Die Süd-Tiroler Freiheit hat heute in der Tageszeitung A. Adige eine ganzseitige Anzeige geschaltet, um — wie es heißt — den Italienern die Position der Partei zu erklären. Als Anlass wurde der Tag der Menschenrechte gewählt, der am 10. Dezember begangen wird. Die Idee ist an und für sich ausgezeichnet, und auch der Versuch, endlich auf die Italiener im Lande zuzugehen, ist zu begrüßen.
Dem in einer Pressemitteilung der Partei erwähnten Anspruch
allen unseren italienischen Mitbürgern [zu] erklären, dass unser Einsatz nicht gegen unsere Nachbarn im Kondominium, im Nachbarhaus oder auf der Straße gerichtet ist
wird die Anzeige selbst jedoch leider nicht gerecht. Es wird ausschließlich auf das Selbstbestimmungsrecht verwiesen, dessen Anwendung im Falle Südtirols zweifelhaft erscheint. Falls die Selbstbestimmung in Berufung auf dieses Prinzip des Völkerrechts ausgeübt würde, wären die Italienerinnen davon voraussichtlich sogar ausgeschlossen — eine völlig inakzeptable gesellschaftliche Katastrophe mit unvorhersehbaren Folgen.

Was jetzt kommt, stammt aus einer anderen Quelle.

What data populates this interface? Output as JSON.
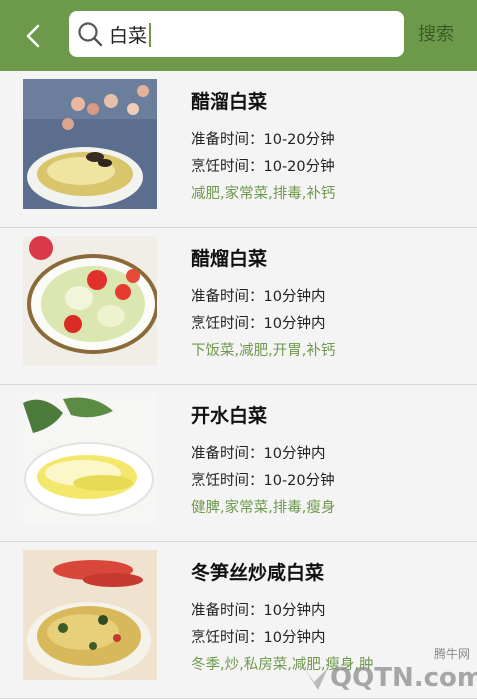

Auf die tiefsitzenden Ängste und berechtigten Zweifel der italienischen Mitbürgerinnen wurde in der Anzeige nicht eingegangen. Hierfür hätte der Text viel »didaktischer« ausfallen und zumindest folgende Punkte umfassen müssen:
- Warum wäre die Loslösung von Italien vor allem ein gesellschaftlicher und nicht nur wirtschaftlicher Vorteil für alle Südtirolerinnen?
- Welche Garantien sind für alle Sprachgruppen gleichermaßen vorgesehen, falls sich Südtirol von Italien löst? Wie werden sie schon vorher verbindlich festgeschrieben?
- Warum und inwiefern ist das Ansinnen nicht gegen jemanden gerichtet, sondern einer besseren Zukunft aller hier lebenden Menschen zuträglich?
- Welche Rolle sollen die Italienerinnen in diesem Prozess spielen? Wie soll verhindert werden, dass sie bei einem etwaigen Selbstbestimmungsreferendum einfach überstimmt werden?
- Ein klares politisches Angebot für die Schaffung einer gemeinsamen Willensnation.
- Eine Vision, wie sich dieses freie Südtirol im internationalen Kontext positionieren könnte.
Dies setzt natürlich voraus, dass die Süd-Tiroler Freiheit sich ein Projekt gibt, welches diesen Anforderungen gerecht wird. Es reicht also nicht, dass der Einsatz nicht gegen den Nachbarn gerichtet ist — er muss den Nachbarn bewusst und dezidiert miteinbeziehen und dort abholen, wo er ist.